23 December 2014
President Obama has launched a new approach to Cuba based not only on the failure of the United States economic embargo to bring down the Castro regime but on a larger vision of more constructive US relations with Latin America. Obama’s re-engagement with Cuba won immediate support from governments all across the Latin American political spectrum. “Fantastic,” said President Dilma Rousseff of Brazil when she heard the news, remarking that the change provided new opportunities for greater cooperation in inter-American relations. It remains to be seen, however, whether this will lead to solid support in the region for a transition in Cuba from a one-party dictatorship to a genuine democracy with political freedoms and guarantees for human rights. Dissidents in Cuba, who live under constant police repression, may have a long wait before the relaxation of US-Cuban relations produces any political liberalization.
When the rapprochement, negotiated secretly over 18 months, was announced last week simultaneously in Washington and Havana, there were distinct differences in emphasis on what to expect from the deal. Obama, speaking from the White House, said the United States expected an opening in Cuban society “that will spur change among the people of Cuba, and that is our main objective.” President Raúl Castro of Cuba, wearing a military uniform, told Cuba’s rubber-stamp National Assembly that the deal involved “no changes” in how Cuba is governed under the communist regime created by his ailing brother, Fidel, who aligned Cuba with the Soviet Union in 1962. That new alignment is what led to the suspension of Cuba’s membership in the Organization of American States as well as the break in diplomatic relations with the United States and the economic embargo. In the succeeding 50 years, exclusion from its major natural market to the north shrank Cuba’s economy, but subsidies kept it going, including cheap oil for sugar from the Soviet Union when Cuba was sending troops to fight in Angola as allies of the Soviet military. More recently, Cuba has been getting billions of dollars in oil transfusions from Venezuela’s leftist Bolivarian government under a deal arranged through the late President Hugo Chávez, a disciple of Fidel who installed Cuban advisers in Venezuela’s repressive security system.
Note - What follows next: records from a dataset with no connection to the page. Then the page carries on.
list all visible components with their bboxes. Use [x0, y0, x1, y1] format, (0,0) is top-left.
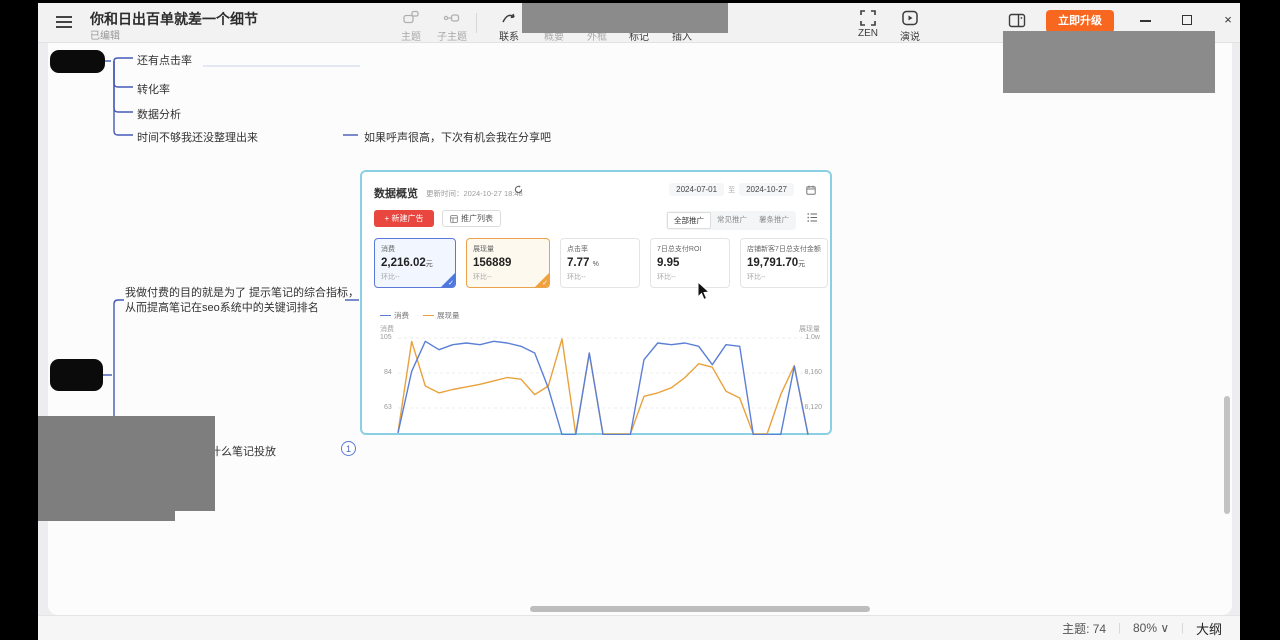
mouse-cursor [697, 281, 711, 301]
refresh-icon[interactable] [514, 185, 523, 196]
tab-regular-promotion[interactable]: 常见推广 [711, 212, 753, 229]
left-tick: 84 [384, 369, 392, 376]
note-count-badge[interactable]: 1 [341, 441, 356, 456]
statusbar: 主题: 74 | 80% ∨ | 大纲 [38, 615, 1240, 640]
date-end[interactable]: 2024-10-27 [739, 183, 794, 196]
metric-card-new-customer-pay[interactable]: 店铺新客7日总支付金额 19,791.70元 环比-- [740, 238, 828, 288]
right-tick: 6,120 [804, 404, 822, 411]
metric-card-ctr[interactable]: 点击率 7.77 % 环比-- [560, 238, 640, 288]
right-tick: 1.0w [805, 334, 820, 341]
trend-lines-svg [372, 322, 824, 435]
topic-count: 主题: 74 [1062, 620, 1106, 637]
mindmap-topic[interactable]: 转化率 [137, 81, 170, 97]
horizontal-scrollbar[interactable] [530, 606, 870, 612]
vertical-scrollbar[interactable] [1224, 396, 1230, 514]
chart-legend: 消费 展现量 [380, 310, 460, 321]
promo-list-button[interactable]: 推广列表 [442, 210, 501, 227]
paid-goal-line1: 我做付费的目的就是为了 提示笔记的综合指标， [125, 286, 359, 301]
tab-chips-promotion[interactable]: 薯条推广 [753, 212, 795, 229]
legend-spend[interactable]: 消费 [380, 310, 409, 321]
statusbar-divider: | [1181, 622, 1184, 634]
trend-chart: 消费 展现量 105 84 63 1.0w 8,160 6,120 [372, 322, 824, 435]
outline-button[interactable]: 大纲 [1196, 619, 1222, 638]
dashboard-image-node[interactable]: 数据概览 更新时间：2024-10-27 18:48 2024-07-01 至 … [360, 170, 832, 435]
censored-region-topright [1003, 31, 1215, 93]
mindmap-node-censored[interactable] [50, 50, 105, 73]
date-separator: 至 [728, 185, 735, 195]
right-axis-title: 展现量 [799, 324, 820, 334]
metric-cards: 消费 2,216.02元 环比-- ✓ 展现量 156889 环比-- ✓ 点击… [374, 238, 828, 288]
metric-card-roi[interactable]: 7日总支付ROI 9.95 环比-- [650, 238, 730, 288]
tab-all-promotion[interactable]: 全部推广 [667, 212, 711, 229]
censored-region-toolbar [522, 3, 728, 33]
mindmap-node-censored[interactable] [50, 359, 103, 391]
promotion-tabs: 全部推广 常见推广 薯条推广 [666, 211, 796, 230]
right-tick: 8,160 [804, 369, 822, 376]
check-icon: ✓ [542, 279, 548, 287]
date-start[interactable]: 2024-07-01 [669, 183, 724, 196]
metric-card-spend[interactable]: 消费 2,216.02元 环比-- ✓ [374, 238, 456, 288]
legend-impressions[interactable]: 展现量 [423, 310, 460, 321]
dashboard-title: 数据概览 [374, 185, 418, 201]
mindmap-topic[interactable]: 什么笔记投放 [210, 443, 276, 459]
censored-region-bottomleft [38, 416, 215, 511]
calendar-icon[interactable] [806, 185, 816, 197]
dashboard-update-time: 更新时间：2024-10-27 18:48 [426, 188, 523, 199]
mindmap-topic[interactable]: 数据分析 [137, 106, 181, 122]
mindmap-topic[interactable]: 还有点击率 [137, 52, 192, 68]
left-tick: 105 [380, 334, 392, 341]
date-range-picker[interactable]: 2024-07-01 至 2024-10-27 [669, 183, 794, 196]
list-settings-icon[interactable] [807, 212, 818, 225]
metric-card-impressions[interactable]: 展现量 156889 环比-- ✓ [466, 238, 550, 288]
grid-icon [450, 215, 458, 223]
statusbar-divider: | [1118, 622, 1121, 634]
mindmap-topic-multiline[interactable]: 我做付费的目的就是为了 提示笔记的综合指标， 从而提高笔记在seo系统中的关键词… [125, 286, 359, 316]
left-tick: 63 [384, 404, 392, 411]
left-axis-title: 消费 [380, 324, 394, 334]
paid-goal-line2: 从而提高笔记在seo系统中的关键词排名 [125, 301, 359, 316]
app-window: 你和日出百单就差一个细节 已编辑 主题 子主题 联系 概要 外框 [38, 3, 1240, 640]
zoom-level[interactable]: 80% ∨ [1133, 621, 1169, 635]
mindmap-topic[interactable]: 如果呼声很高，下次有机会我在分享吧 [364, 129, 551, 145]
mindmap-topic[interactable]: 时间不够我还没整理出来 [137, 129, 258, 145]
check-icon: ✓ [448, 279, 454, 287]
new-ad-button[interactable]: + 新建广告 [374, 210, 434, 227]
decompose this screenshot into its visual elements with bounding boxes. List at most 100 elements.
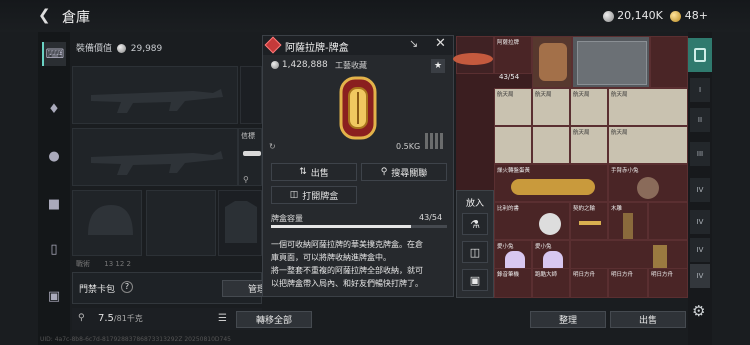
carving-item[interactable]: 木雕 xyxy=(608,202,648,240)
vest-icon[interactable]: ■ xyxy=(42,192,66,216)
weapon-icon[interactable]: ⌨ xyxy=(42,42,66,66)
tab-3[interactable]: III xyxy=(690,142,710,166)
rifle-silhouette-icon xyxy=(91,151,223,175)
cell-label: 燥火轉盤蛋黃 xyxy=(497,168,531,174)
cell-label: 明日方舟 xyxy=(611,272,634,278)
put-in-label: 放入 xyxy=(466,199,485,209)
arknights-item[interactable]: 明日方舟 xyxy=(570,268,608,298)
dropper-icon[interactable]: ⚗ xyxy=(462,213,488,235)
box-capacity-label: 牌盒容量 xyxy=(271,214,303,223)
document-item[interactable]: 航天局 xyxy=(570,126,608,164)
backpack-icon[interactable]: ▯ xyxy=(42,237,66,261)
help-icon[interactable]: ? xyxy=(121,281,133,293)
open-box-button[interactable]: ◫ 打開牌盒 xyxy=(271,186,357,204)
armor-icon[interactable]: ♦ xyxy=(42,97,66,121)
stash-tab-active[interactable] xyxy=(688,38,712,72)
tab-7[interactable]: IV xyxy=(690,264,710,288)
golden-item[interactable]: 燥火轉盤蛋黃 xyxy=(494,164,608,202)
tidy-button[interactable]: 整理 xyxy=(530,311,606,328)
helmet-slot[interactable] xyxy=(72,190,142,256)
tab-5[interactable]: IV xyxy=(690,210,710,234)
box-icon: ◫ xyxy=(289,190,299,200)
briefcase-icon[interactable]: ▣ xyxy=(462,269,488,291)
gold-item-icon xyxy=(511,179,595,195)
empty-cell[interactable] xyxy=(650,36,688,88)
document-item[interactable] xyxy=(532,126,570,164)
bag-icon[interactable]: ◫ xyxy=(462,241,488,263)
tab-6[interactable]: IV xyxy=(690,238,710,262)
box-count: 43/54 xyxy=(499,73,520,81)
fish-item[interactable] xyxy=(453,36,494,74)
close-icon[interactable]: ✕ xyxy=(435,36,446,51)
parkour-item[interactable]: 跑酷大師 xyxy=(532,268,570,298)
belt-slot[interactable]: 信標 ⚲ xyxy=(238,128,262,186)
knife-icon xyxy=(243,151,261,156)
case-item[interactable] xyxy=(572,36,650,88)
arrow-left-icon[interactable]: ❮ xyxy=(38,6,51,24)
context-menu: 放入 ⚗ ◫ ▣ xyxy=(456,190,494,298)
search-button-label: 搜尋關聯 xyxy=(391,168,428,179)
primary-weapon-slot[interactable] xyxy=(72,66,238,124)
gear-icon[interactable]: ⚙ xyxy=(692,302,705,320)
helmet-icon[interactable]: ● xyxy=(42,144,66,168)
cell-label: 航天局 xyxy=(497,92,514,98)
document-item[interactable] xyxy=(494,126,532,164)
secondary-weapon-slot[interactable] xyxy=(72,128,238,186)
cell-label: 航天局 xyxy=(535,92,552,98)
armor-slot[interactable] xyxy=(146,190,216,256)
rig-slot[interactable] xyxy=(218,190,262,256)
cell-label: 航天局 xyxy=(611,130,628,136)
case-icon xyxy=(577,41,647,85)
doll-item[interactable]: 比利的書 xyxy=(494,202,570,240)
cell-label: 航天局 xyxy=(573,130,590,136)
gold-amount: 48+ xyxy=(684,9,708,22)
key-item[interactable]: 契約之輪 xyxy=(570,202,608,240)
rarity-diamond-icon xyxy=(264,36,282,54)
lock-icon: ⚲ xyxy=(243,175,249,184)
arknights-item[interactable]: 明日方舟 xyxy=(648,268,688,298)
tab-1[interactable]: I xyxy=(690,78,710,102)
favorite-star-icon[interactable]: ★ xyxy=(431,59,445,73)
stash-sell-button[interactable]: 出售 xyxy=(610,311,686,328)
carving-icon xyxy=(623,213,633,239)
sell-icon: ⇅ xyxy=(299,167,307,177)
capacity-max: /81千克 xyxy=(113,314,143,323)
link-icon[interactable]: ↻ xyxy=(269,142,276,151)
grid-size-icon xyxy=(425,133,445,149)
document-item[interactable]: 航天局 xyxy=(608,88,688,126)
sell-button[interactable]: ⇅ 出售 xyxy=(271,163,357,181)
collapse-icon[interactable]: ↘ xyxy=(409,37,418,50)
box-capacity-fill xyxy=(271,225,412,228)
slot-counts-value: 13 12 2 xyxy=(104,260,131,268)
document-item[interactable]: 航天局 xyxy=(532,88,570,126)
belt-slot-label: 信標 xyxy=(241,132,255,140)
item-weight: 0.5KG xyxy=(396,142,421,151)
list-icon[interactable]: ☰ xyxy=(218,313,227,324)
recorder-item[interactable]: 錄音筆機 xyxy=(494,268,532,298)
helmet-silhouette-icon xyxy=(88,205,133,235)
tab-2[interactable]: II xyxy=(690,108,710,132)
side-slot-1[interactable] xyxy=(240,66,262,124)
cell-label: 手臂赤小兔 xyxy=(611,168,639,174)
fish-icon xyxy=(453,53,493,65)
glove-item[interactable] xyxy=(532,36,572,88)
vest-silhouette-icon xyxy=(225,201,257,243)
capacity-current: 7.5 xyxy=(98,313,114,324)
transfer-all-button[interactable]: 轉移全部 xyxy=(236,311,312,328)
tab-4[interactable]: IV xyxy=(690,178,710,202)
card-item[interactable]: 阿薩拉牌 43/54 xyxy=(494,36,532,81)
silver-amount: 20,140K xyxy=(617,9,663,22)
cell-label: 阿薩拉牌 xyxy=(497,40,520,46)
stash-icon xyxy=(694,48,706,62)
search-related-button[interactable]: ⚲ 搜尋關聯 xyxy=(361,163,447,181)
document-item[interactable]: 航天局 xyxy=(570,88,608,126)
gold-coin-icon xyxy=(670,10,682,22)
desc-line-4: 以把牌盒帶入局內、和好友們暢快打牌了。 xyxy=(271,279,423,288)
arknights-item[interactable]: 明日方舟 xyxy=(608,268,648,298)
figure-item[interactable]: 手臂赤小兔 xyxy=(608,164,688,202)
empty-cell[interactable] xyxy=(648,202,688,240)
document-item[interactable]: 航天局 xyxy=(494,88,532,126)
document-item[interactable]: 航天局 xyxy=(608,126,688,164)
figure-icon xyxy=(637,177,659,199)
case-icon[interactable]: ▣ xyxy=(42,284,66,308)
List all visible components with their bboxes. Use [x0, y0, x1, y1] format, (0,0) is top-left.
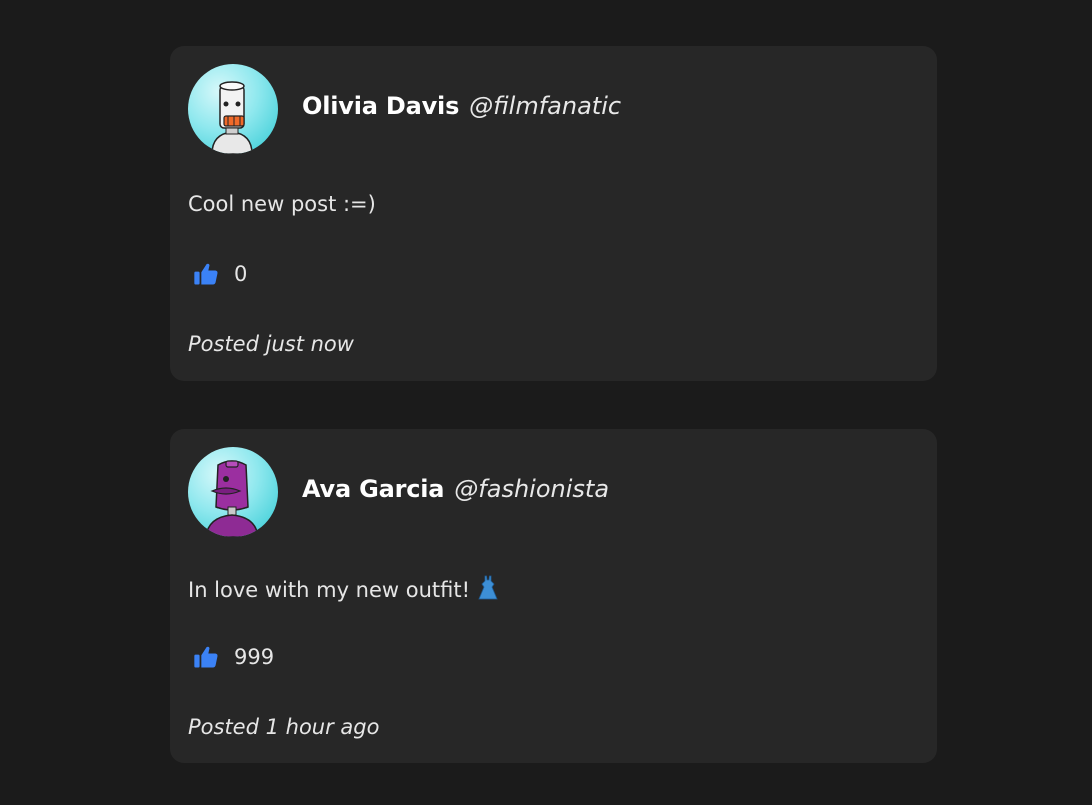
post-card: Olivia Davis @filmfanatic Cool new post …	[170, 46, 937, 381]
post-header: Ava Garcia @fashionista	[302, 475, 609, 511]
robot-avatar-icon	[205, 460, 259, 537]
post-feed: Olivia Davis @filmfanatic Cool new post …	[170, 46, 937, 763]
post-timestamp: Posted just now	[188, 332, 354, 356]
like-count: 999	[234, 645, 275, 669]
author-name[interactable]: Ava Garcia	[302, 475, 444, 503]
author-handle[interactable]: @fashionista	[454, 475, 609, 503]
post-text: Cool new post :=)	[188, 192, 376, 216]
author-handle[interactable]: @filmfanatic	[469, 92, 621, 120]
like-button[interactable]: 999	[192, 642, 274, 672]
like-button[interactable]: 0	[192, 259, 247, 289]
post-text-row: In love with my new outfit!	[188, 575, 500, 606]
like-count: 0	[234, 262, 248, 286]
author-name[interactable]: Olivia Davis	[302, 92, 459, 120]
post-text: In love with my new outfit!	[188, 578, 471, 602]
post-timestamp: Posted 1 hour ago	[188, 715, 380, 739]
post-header: Olivia Davis @filmfanatic	[302, 92, 621, 128]
thumbs-up-icon	[194, 263, 218, 285]
thumbs-up-icon	[194, 646, 218, 668]
robot-avatar-icon	[211, 81, 253, 154]
user-avatar[interactable]	[188, 447, 278, 537]
dress-emoji-icon	[476, 575, 500, 606]
user-avatar[interactable]	[188, 64, 278, 154]
post-card: Ava Garcia @fashionista In love with my …	[170, 429, 937, 763]
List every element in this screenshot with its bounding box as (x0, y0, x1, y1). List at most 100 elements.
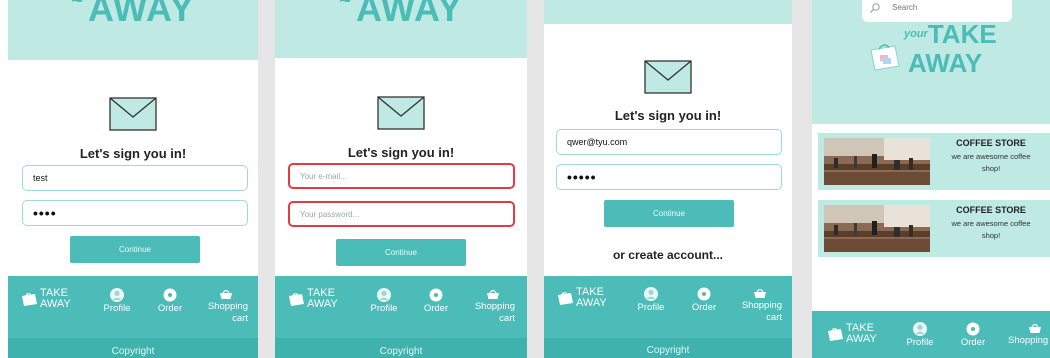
signin-screen-filled: ~AWAY Let's sign you in! Continue TAKEAW… (8, 0, 258, 358)
nav-logo[interactable]: TAKE AWAY (287, 288, 338, 310)
basket-icon (1029, 323, 1041, 333)
panel-separator (527, 0, 544, 358)
nav-logo-line2: AWAY (576, 297, 607, 309)
nav-profile-label: Profile (370, 303, 398, 314)
store-photo (824, 205, 930, 252)
header-band: ~ AWAY (275, 0, 527, 58)
envelope-icon (644, 60, 692, 94)
bag-logo-icon (870, 44, 900, 71)
store-description: we are awesome coffee shop! (936, 151, 1046, 175)
nav-cart-label-2: cart (766, 312, 782, 323)
nav-profile[interactable]: Profile (100, 288, 134, 315)
header-logo: ~ AWAY (71, 0, 195, 29)
basket-icon (487, 289, 499, 299)
password-field[interactable] (288, 201, 515, 227)
bag-logo-icon (828, 327, 843, 341)
envelope-icon (109, 97, 157, 131)
store-photo (824, 138, 930, 185)
nav-profile[interactable]: Profile (367, 288, 401, 315)
signin-heading: Let's sign you in! (347, 145, 455, 160)
header-band: yourTAKE AWAY (812, 0, 1050, 124)
nav-order[interactable]: Order (419, 288, 453, 315)
bag-logo-icon (558, 291, 573, 305)
logo-line2: AWAY (908, 48, 983, 78)
record-icon (697, 287, 711, 301)
nav-profile-label: Profile (103, 303, 131, 314)
person-icon (913, 322, 927, 336)
nav-order-label: Order (691, 302, 717, 313)
copyright-bar: Copyright (8, 338, 258, 358)
signin-screen-valid: Let's sign you in! Continue or create ac… (544, 0, 792, 358)
nav-cart-label-1: Shopping (207, 301, 248, 312)
person-icon (110, 288, 124, 302)
nav-logo-line2: AWAY (307, 298, 338, 310)
logo-your: your (904, 28, 928, 40)
nav-logo[interactable]: TAKE AWAY (20, 288, 71, 310)
record-icon (966, 322, 980, 336)
nav-cart-label-2: cart (499, 313, 515, 324)
signin-heading: Let's sign you in! (79, 146, 187, 161)
nav-order[interactable]: Order (153, 288, 187, 315)
nav-order[interactable]: Order (687, 287, 721, 314)
nav-profile[interactable]: Profile (634, 287, 668, 314)
nav-profile-label: Profile (906, 337, 934, 348)
nav-cart-label-1: Shopping (474, 301, 515, 312)
signin-screen-errors: ~AWAY Let's sign you in! Continue TAKEAW… (275, 0, 527, 358)
store-desc-line2: shop! (981, 164, 1001, 173)
email-field[interactable] (556, 129, 782, 155)
continue-button[interactable]: Continue (604, 200, 734, 227)
nav-logo[interactable]: TAKE AWAY (826, 323, 877, 345)
create-account-link[interactable]: or create account... (544, 248, 792, 262)
header-band (544, 0, 792, 24)
bottom-nav: TAKE AWAY Profile Order Shopping cart (275, 276, 527, 338)
nav-logo-line2: AWAY (846, 333, 877, 345)
nav-order-label: Order (157, 303, 183, 314)
copyright-bar: Copyright (275, 338, 527, 358)
envelope-icon (377, 96, 425, 130)
password-field[interactable] (22, 200, 248, 226)
continue-button[interactable]: Continue (70, 236, 200, 263)
logo-line1: TAKE (927, 19, 997, 49)
copyright-bar: Copyright (544, 338, 792, 358)
nav-cart-label-2: cart (232, 313, 248, 324)
email-field[interactable] (288, 163, 515, 189)
nav-logo-line2: AWAY (40, 298, 71, 310)
nav-cart[interactable]: Shopping cart (738, 287, 782, 324)
bag-logo-icon (289, 292, 304, 306)
nav-profile[interactable]: Profile (903, 322, 937, 349)
store-title: COFFEE STORE (956, 205, 1026, 215)
nav-cart[interactable]: Shopping cart (471, 288, 515, 325)
nav-profile-label: Profile (637, 302, 665, 313)
nav-logo[interactable]: TAKE AWAY (556, 287, 607, 309)
store-card[interactable]: COFFEE STORE we are awesome coffee shop! (818, 133, 1050, 190)
nav-cart[interactable]: Shopping (1008, 322, 1050, 347)
person-icon (377, 288, 391, 302)
email-field[interactable] (22, 165, 248, 191)
magnifier-icon (870, 3, 880, 13)
signin-heading: Let's sign you in! (614, 108, 722, 123)
bag-logo-icon (22, 292, 37, 306)
nav-cart-label-1: Shopping (741, 300, 782, 311)
panel-separator (792, 0, 812, 358)
basket-icon (220, 289, 232, 299)
store-desc-line1: we are awesome coffee (951, 219, 1031, 228)
bottom-nav: TAKE AWAY Profile Order Shopping cart (8, 276, 258, 338)
password-field[interactable] (556, 164, 782, 190)
store-title: COFFEE STORE (956, 138, 1026, 148)
store-desc-line2: shop! (981, 231, 1001, 240)
nav-cart[interactable]: Shopping cart (204, 288, 248, 325)
home-screen: yourTAKE AWAY COFFEE STORE we are awesom… (812, 0, 1050, 358)
continue-button[interactable]: Continue (336, 239, 466, 266)
store-card[interactable]: COFFEE STORE we are awesome coffee shop! (818, 200, 1050, 257)
nav-cart-label-1: Shopping (1008, 335, 1049, 346)
basket-icon (754, 288, 766, 298)
store-desc-line1: we are awesome coffee (951, 152, 1031, 161)
nav-order-label: Order (423, 303, 449, 314)
nav-order-label: Order (960, 337, 986, 348)
record-icon (429, 288, 443, 302)
bottom-nav: TAKE AWAY Profile Order Shopping cart (544, 276, 792, 338)
brand-logo: yourTAKE AWAY (868, 19, 997, 78)
header-logo: ~ AWAY (339, 0, 463, 29)
nav-order[interactable]: Order (956, 322, 990, 349)
record-icon (163, 288, 177, 302)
So, what can be expected by way of “changes” in the Cuban system if—and it’s a big if, given reluctance among lawmakers in Washington—the US economic embargo is lifted? The timing of Cuba’s interest in the restoration of US commercial and financial relations may be the Castro regime’s reaction to the economic crisis produced in Venezuela by the severe contraction of oil prices. Venezuela’s economy depends on oil exports for 95 percent of its imports and foreign payments and no longer has a surplus to support Cuba and other partners in the Caribbean. This penury was amply discussed with Cuba during a meeting this month of ALBA, the organization of nine Latin American countries created by Fidel and Chávez in 2004 to serve as a counterpoise to the Organization of American States and the US in Latin America. Without Venezuelan petrodollars, ALBA is politically bankrupt and Cuba needs to find some new sources of financing through foreign trade and tourism. With adequate hotel services, Cuba can increase its tourist attractions, and the relaxation of the US embargo would possibly provide a larger flow of US tourists seeking the sunshine of the Caribbean island. But only a major increase in investments in Cuba’s agricultural and mining potential will expand the Cuban economy to meet the needs of the country’s 11 million people. President Castro and some of his younger economic advisers have been introducing timid economic changes in the rigid socialist structure imposed during Cuba’s alignment with the Soviet bloc, which proved incapable of developing the Cuban economy. Is Obama’s opening toward Cuba going to be the key to providing foreign capital and enterprise that can make Cuba prosperous? If so, under what political conditions on the island?
These questions will become more answerable during the coming months, in which the Obama administration will be seeking to bring the Cuban leadership into working agreements that will produce the “changes” Obama says he wants. Next April, the Summit of the Americas, a conclave held every two years by the chiefs of state of the Americas, will be meeting in Panama and Obama and Raúl Castro both say they will be present. The two already chat on the phone and may be developing a positive personal relationship. By the time of the summit, they may have something meaningful to announce on what Cuba is going to be like in an era of “change.”
From the standpoint of Cuba’s dissidents, there is a clear expectation of what needs to “change” in Cuban society. Yoani Sánchez, the famous blogger who manages to keep her messages from Cuba coming out of Havana, has this to say on Obama’s hopes for “change”: Four things will be necessary to move Cuba toward a free democratic society. In addition to release of all political prisoners in Cuba, which fluctuate around 100 currently, and ratification by Cuba of United Nations human rights agreements, Sánchez said the Cuban regime would have to accept “civic structures that have the right to maintain and express critical opinions,” in other words political freedom.